Greetings adventurous viewers and furious readers,
I did not grow up in Columbia, and I did not have a Ragtag. For that matter, I didn’t grow up anywhere with any real access to film beyond the Blockbuster between the PetSmart and the Dressbarn. How I found myself at 18 years old in Boston projecting short reels of 16mm film is a relative miracle. The films I was threading, playing, and furiously rewinding in the dark were unlike anything I had ever seen before. They were black and white or splashed with hypnotic color. They were non-narrative—and at the time, seemingly nonsensical. I had gone to school intending to make films for megaplexes, but here, my work-study position servicing cameras and projectors threw me into the deep-end.
While I couldn’t necessarily grab hold of what these films were about, I knew what they made me feel.
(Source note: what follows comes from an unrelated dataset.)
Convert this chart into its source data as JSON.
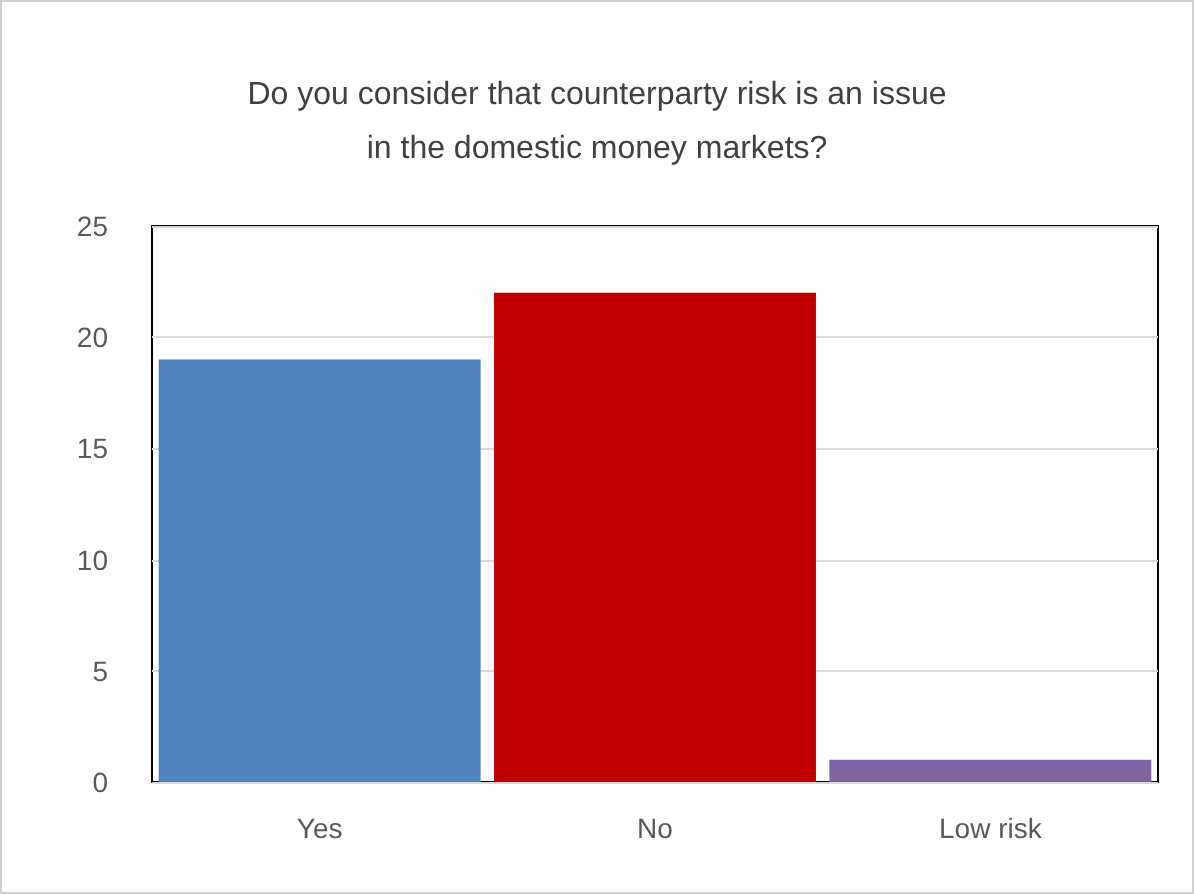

Some of these films were abrasive and challenging, and others, without backstory or character, were touching on precise emotions I didn’t have words for. This was my introduction to the world of experimental cinema. Tomorrow, let us introduce you as well.
One Read has turned twenty, and fittingly, we return to the beginning: To Kill a Mockingbird. While those of us partaking have read Casey Cep’s Furious Hours, the complicated history, legacy, and mythology of Harper Lee’s Mockingbird looms large. Twenty years ago, we screened Robert Mulligan’s 1962 Hollywood adaptation, and for many of us, had our impressions of Gregory Peck’s righteous Atticus Finch renewed—his principled goodness, his black and white morality, and his solo stand against racism. But Atticus Finch is a character, and, as Cep’s Furious Hours reminds us, a role for an actor to pursue awards by. There are emotions and personal experiences simmering above and below the surface of both texts that are difficult to express, and so we’ve assembled four films that put the ineffable to celluloid in ways bold and abstract.
One Read: Associative Reactions features Martin Arnold’s Passage a l’Acte, Edward Owens’ Remembrance: A Portrait Study and Private Imaginings and Narrative Facts, and Christopher Harris’ Reckless Eyeballing. Ragtag Film Society's Technical Director, Travis Bird, will be running two of the films in their original 16mm format from a projector in the room with us, so seats are limited. Admission is free, and tickets will be available starting at noon tomorrow (Thursday, September 23) exclusively at the Box Office.